Short answer: Yes, I’d bet we can.
Told with great attention paid to the particulars and without as many gasp-inducing shocks, the sixth season of “Homeland” feels as deliberately paced as the last two seasons. Since Damian Lewis left the show, showrunner Alex Gansa and showrunning director Lesli Linka Glatter’s Showtime drama have transformed their ambitious drama into a more slow-moving beast, prioritizing Carrie’s emotional journey (as the solo lead of what used to be a shared load) over keeping the audience on the edge of our seats. Exciting episodes pop up to stir the pot, pulling viewers out from the back of their sofas and pushing the narrative forward, but we’re less tightly wound now.
While binge addicts will certainly crave “the good ol’ days,” such a shift has been proven to be good for the series. Season 4 got off to a slow start but used Carrie’s repetitious behavior to take her (and thus us) somewhere terrifying. (She ordered a drone strike that would’ve killed Saul!) Season 5, meanwhile, was similarly built, if a bit too focused on action in early episodes and too traditional in unveiling its villain down the line. (Think of how rewarding the reveal of Allison Carr’s duplicitous secret life would have been had it not been exposed so early.)

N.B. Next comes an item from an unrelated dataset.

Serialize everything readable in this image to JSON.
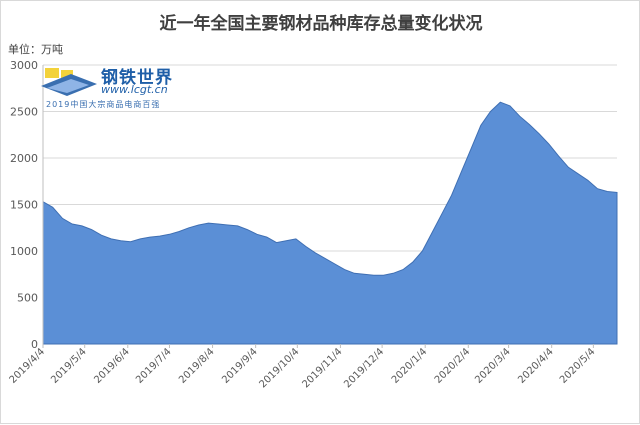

But when “Homeland” finds its groove, its storytelling style emphasizes the issues along with the characters. No one will forget Carrie as “The Drone Queen” in Season 4, and the show’s moral analysis of pilotless warfare should be driving real world questions even now. The producers are counting on it, as those events come up in Season 6 via an intriguing, relevant manner. Similarly, the series gets back to its roots by repurposing them, making one of Carrie’s clients a person of interest who may or may not be a terrorist; the difference between Brody and Sekou being that the series isn’t as focused on making us question the purity of the latter, as it is curious to study Carrie’s reactions when new details emerge.

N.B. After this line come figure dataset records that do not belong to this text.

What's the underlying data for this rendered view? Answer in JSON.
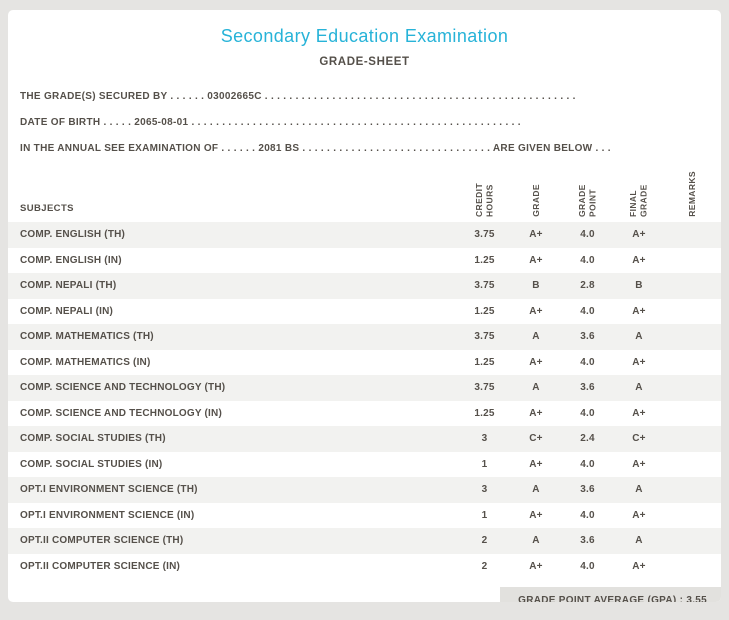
{
  "page": {
    "title": "Secondary Education Examination",
    "subtitle": "GRADE-SHEET"
  },
  "info": {
    "line1": "THE GRADE(S) SECURED BY . . . . . . 03002665C . . . . . . . . . . . . . . . . . . . . . . . . . . . . . . . . . . . . . . . . . . . . . . . . . . .",
    "line2": "DATE OF BIRTH . . . . . 2065-08-01 . . . . . . . . . . . . . . . . . . . . . . . . . . . . . . . . . . . . . . . . . . . . . . . . . . . . . .",
    "line3": "IN THE ANNUAL SEE EXAMINATION OF . . . . . . 2081 BS . . . . . . . . . . . . . . . . . . . . . . . . . . . . . . . ARE GIVEN BELOW . . ."
  },
  "table": {
    "headers": {
      "subjects": "SUBJECTS",
      "credit_hours": "CREDIT HOURS",
      "grade": "GRADE",
      "grade_point": "GRADE POINT",
      "final_grade": "FINAL GRADE",
      "remarks": "REMARKS"
    },
    "rows": [
      {
        "subject": "COMP. ENGLISH (TH)",
        "credit": "3.75",
        "grade": "A+",
        "point": "4.0",
        "final": "A+",
        "remarks": ""
      },
      {
        "subject": "COMP. ENGLISH (IN)",
        "credit": "1.25",
        "grade": "A+",
        "point": "4.0",
        "final": "A+",
        "remarks": ""
      },
      {
        "subject": "COMP. NEPALI (TH)",
        "credit": "3.75",
        "grade": "B",
        "point": "2.8",
        "final": "B",
        "remarks": ""
      },
      {
        "subject": "COMP. NEPALI (IN)",
        "credit": "1.25",
        "grade": "A+",
        "point": "4.0",
        "final": "A+",
        "remarks": ""
      },
      {
        "subject": "COMP. MATHEMATICS (TH)",
        "credit": "3.75",
        "grade": "A",
        "point": "3.6",
        "final": "A",
        "remarks": ""
      },
      {
        "subject": "COMP. MATHEMATICS (IN)",
        "credit": "1.25",
        "grade": "A+",
        "point": "4.0",
        "final": "A+",
        "remarks": ""
      },
      {
        "subject": "COMP. SCIENCE AND TECHNOLOGY (TH)",
        "credit": "3.75",
        "grade": "A",
        "point": "3.6",
        "final": "A",
        "remarks": ""
      },
      {
        "subject": "COMP. SCIENCE AND TECHNOLOGY (IN)",
        "credit": "1.25",
        "grade": "A+",
        "point": "4.0",
        "final": "A+",
        "remarks": ""
      },
      {
        "subject": "COMP. SOCIAL STUDIES (TH)",
        "credit": "3",
        "grade": "C+",
        "point": "2.4",
        "final": "C+",
        "remarks": ""
      },
      {
        "subject": "COMP. SOCIAL STUDIES (IN)",
        "credit": "1",
        "grade": "A+",
        "point": "4.0",
        "final": "A+",
        "remarks": ""
      },
      {
        "subject": "OPT.I ENVIRONMENT SCIENCE (TH)",
        "credit": "3",
        "grade": "A",
        "point": "3.6",
        "final": "A",
        "remarks": ""
      },
      {
        "subject": "OPT.I ENVIRONMENT SCIENCE (IN)",
        "credit": "1",
        "grade": "A+",
        "point": "4.0",
        "final": "A+",
        "remarks": ""
      },
      {
        "subject": "OPT.II COMPUTER SCIENCE (TH)",
        "credit": "2",
        "grade": "A",
        "point": "3.6",
        "final": "A",
        "remarks": ""
      },
      {
        "subject": "OPT.II COMPUTER SCIENCE (IN)",
        "credit": "2",
        "grade": "A+",
        "point": "4.0",
        "final": "A+",
        "remarks": ""
      }
    ]
  },
  "footer": {
    "gpa": "GRADE POINT AVERAGE (GPA) : 3.55"
  },
  "colors": {
    "title_accent": "#27b3d8",
    "body_text": "#55504a",
    "row_stripe": "#f2f2f0",
    "gpa_bar": "#e2e1de"
  }
}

It’s in these studious details that “Homeland” gains its veteran edge. By Season 6, we know these characters quite well. The extreme situations surrounding them force development and drama, but the writers know to craft seemingly innocuous dialogue that cuts deep or casually incorporate key details that come back in a big way. There’s a lot of trust shown on the writers’ end by not cramming in too many shocks, twists, or other jarring surprises. Instead, they believe we’ll stick with these people for more than the explosions and assassinations, investing in their inner journeys — so carefully captured in crucial scenes I can’t yet talk about — as the worldwide ramifications under scrutiny become clearer and clearer with every personal and professional decision.
Such trust is appreciated and largely earned, but it’s also a two-way street. If they’re willing to put their trust in the audience, the least we can do after all this time is to trust them, too.